What is more likely, however, is that IgE and IgG1 production may have more immune regulators in common with one another than are disparate, and a more thorough search among these regulators might provide clues to the probability of isotype switching ‘errors.’ For example, considerable attention has been paid to the genes in the “cytokine cluster” region on human chromosome 5q31 [41
] that includes genes for IL-4, CD14 and the beta-2 adrenergic receptor (β2
-AR) among others.
By focusing upon this region it was hoped that gene alleles would become evident that promote enhanced IgE production, and provide clues to the atopic predisposition. However, the cytokine IL-4 is a critical antibody isotype ‘switch factor’ for both IgG1 and IgE [18
], CD14 modulates both allergen-specific IgG1 and IgE responses [37
] and β2
-AR agonists have been shown to enhance the amount of IgG1 and IgE produced per B cell in vitro
]. Any one alone or in combination could account for enhanced production of both specific IgG1 and IgE.
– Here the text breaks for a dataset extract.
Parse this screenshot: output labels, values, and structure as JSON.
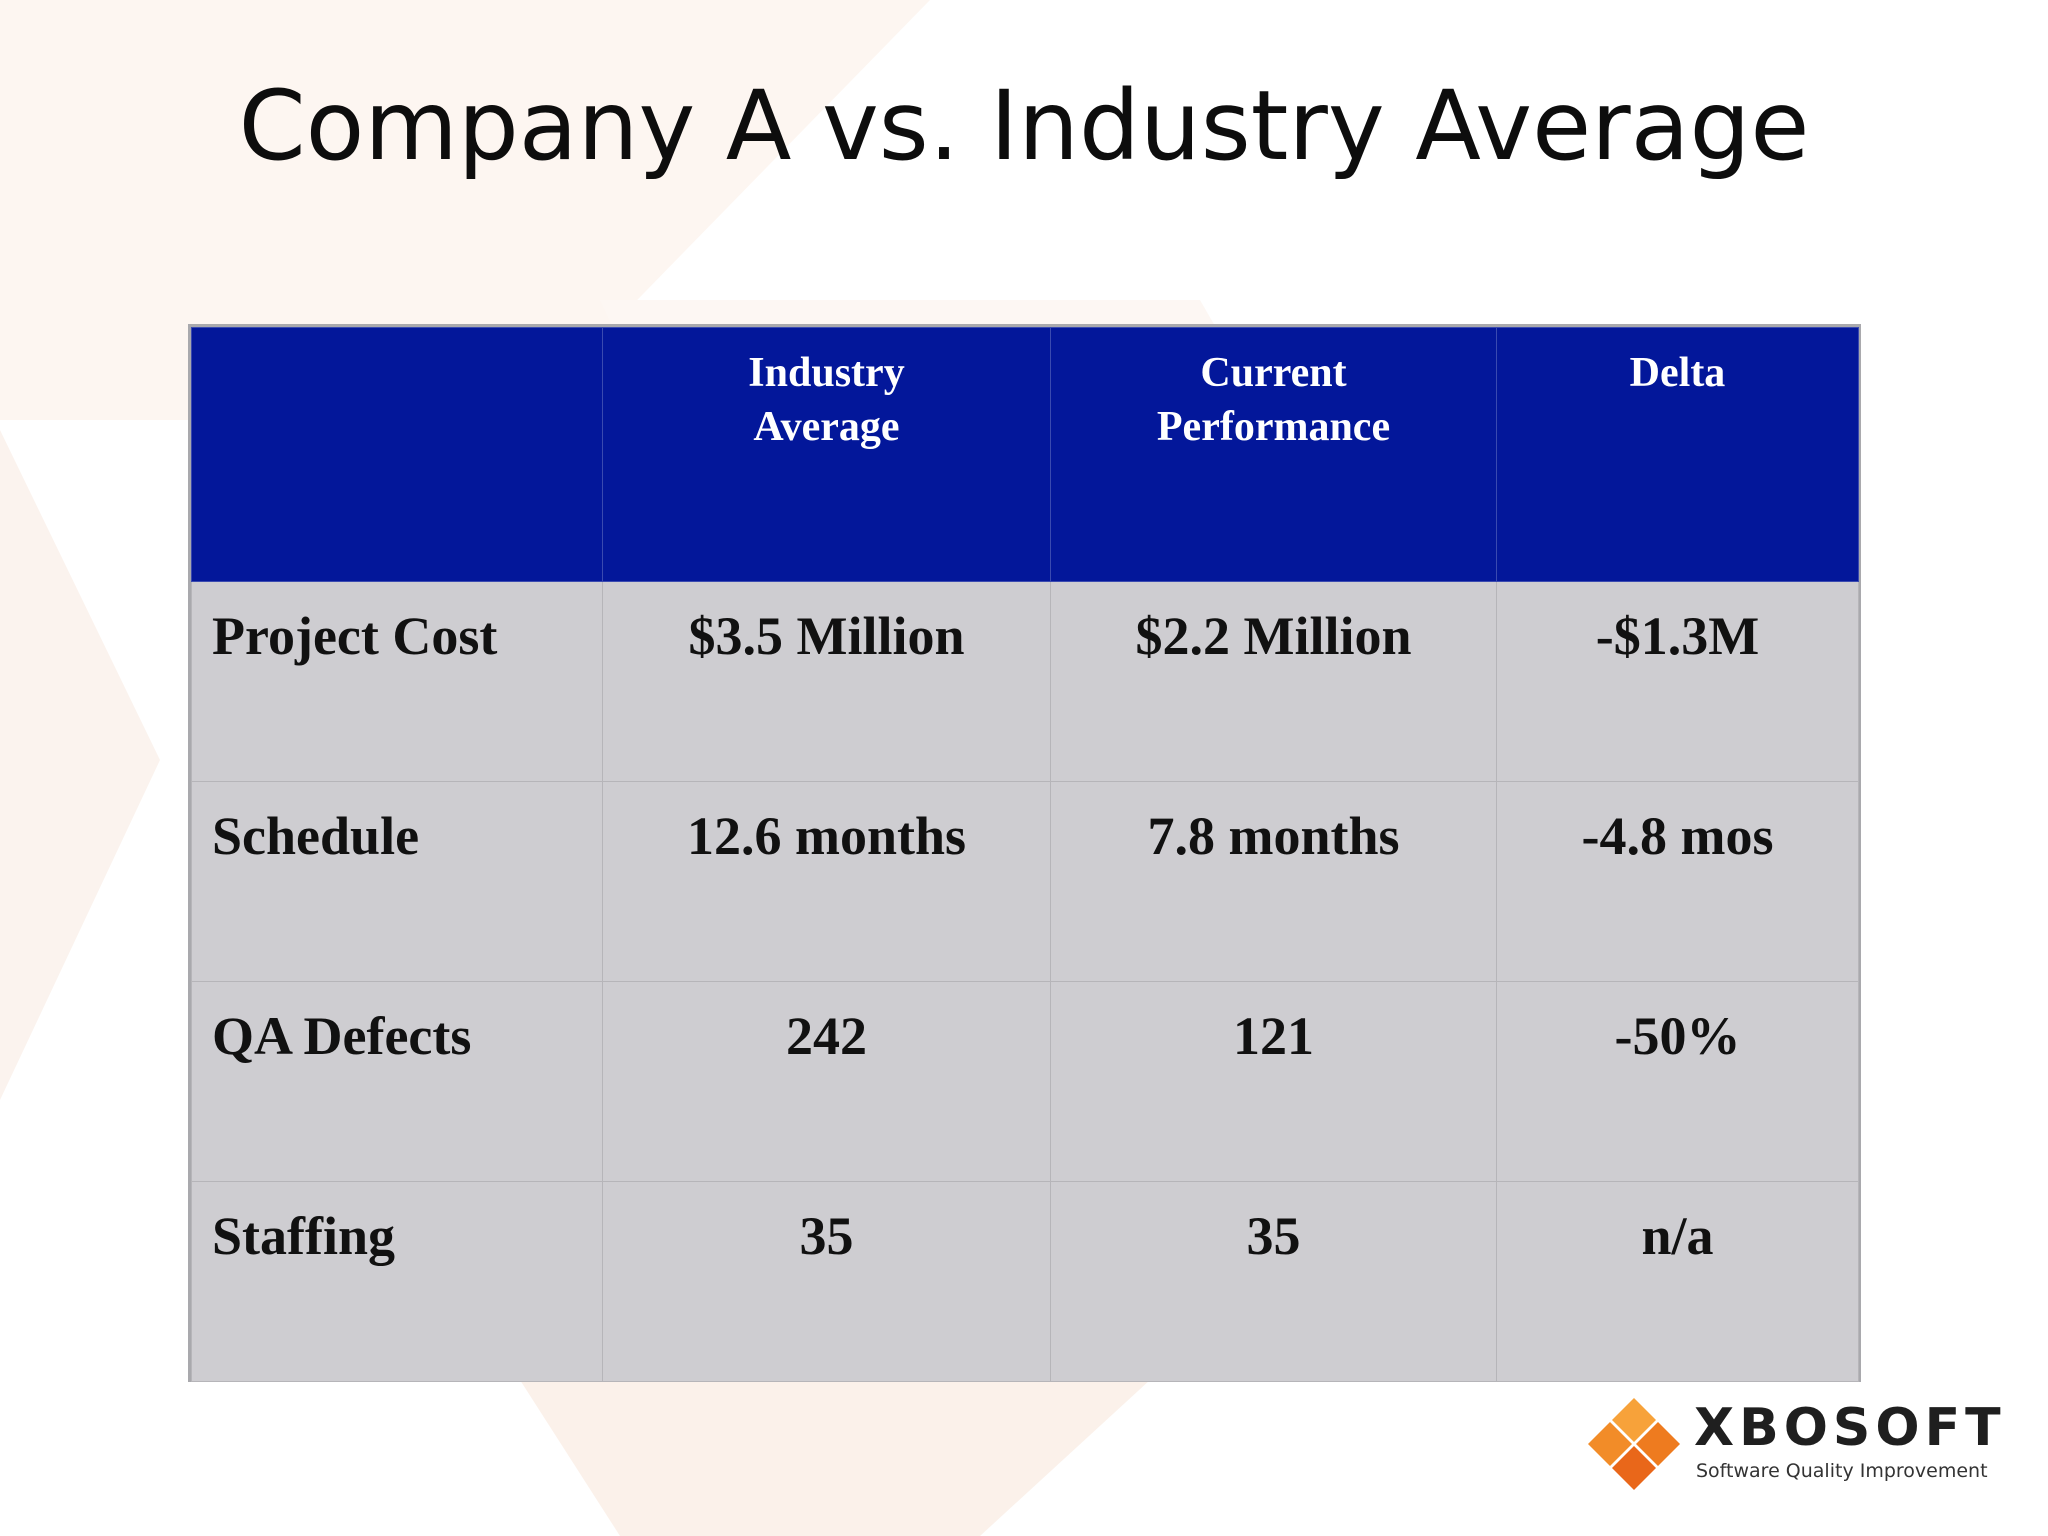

However, the dynamics of humoral response development are not totally accounted for by isotype switching and the amount of the particular isotype that is produced. Somatic hypermutation of the genes encoding for the variable heavy and light chains of antibodies are also involved, which leads to enhanced antibody binding to antigen during ‘affinity maturation’ in germinal center reactions [42
The fully developed humoral response is a function of both the concentration of the particular antibody isotype, [IgX], and the binding affinity, K, of this antibody for the antigen that induced its production. The mathematical production of these two variables, that we have called the total antibody binding capacity (CAP = [IgX] x K), is the variable that clearly distinguishes the atopic from the non-atopic humoral response [15
]. It is the age-dependent, nonlinear increase in total IgG1 and IgE capacities that are comparable in non-atopic and atopic children [35
Both the atopic and the non-atopic humoral responses are the result of the interactions among numerous genes, that control isotype class switching, the amount of the particular isotype that is produced and factors involved in affinity maturation. It has been argued that the mechanisms of isotype class switching and affinity maturation within lymph node germinal centers are independently regulated [43
]. In effect, the particular antibody repertoire that develops in any given circumstance is a matter of most probable outcomes, akin to Darwinian competitive selection on a microscopic scale [15
]. From the results of the present study, allergen-specific IgG1 is a robust, and convenient, quantitative marker to be used to unravel the genetic complexities of the atopy-associated humoral response to allergens.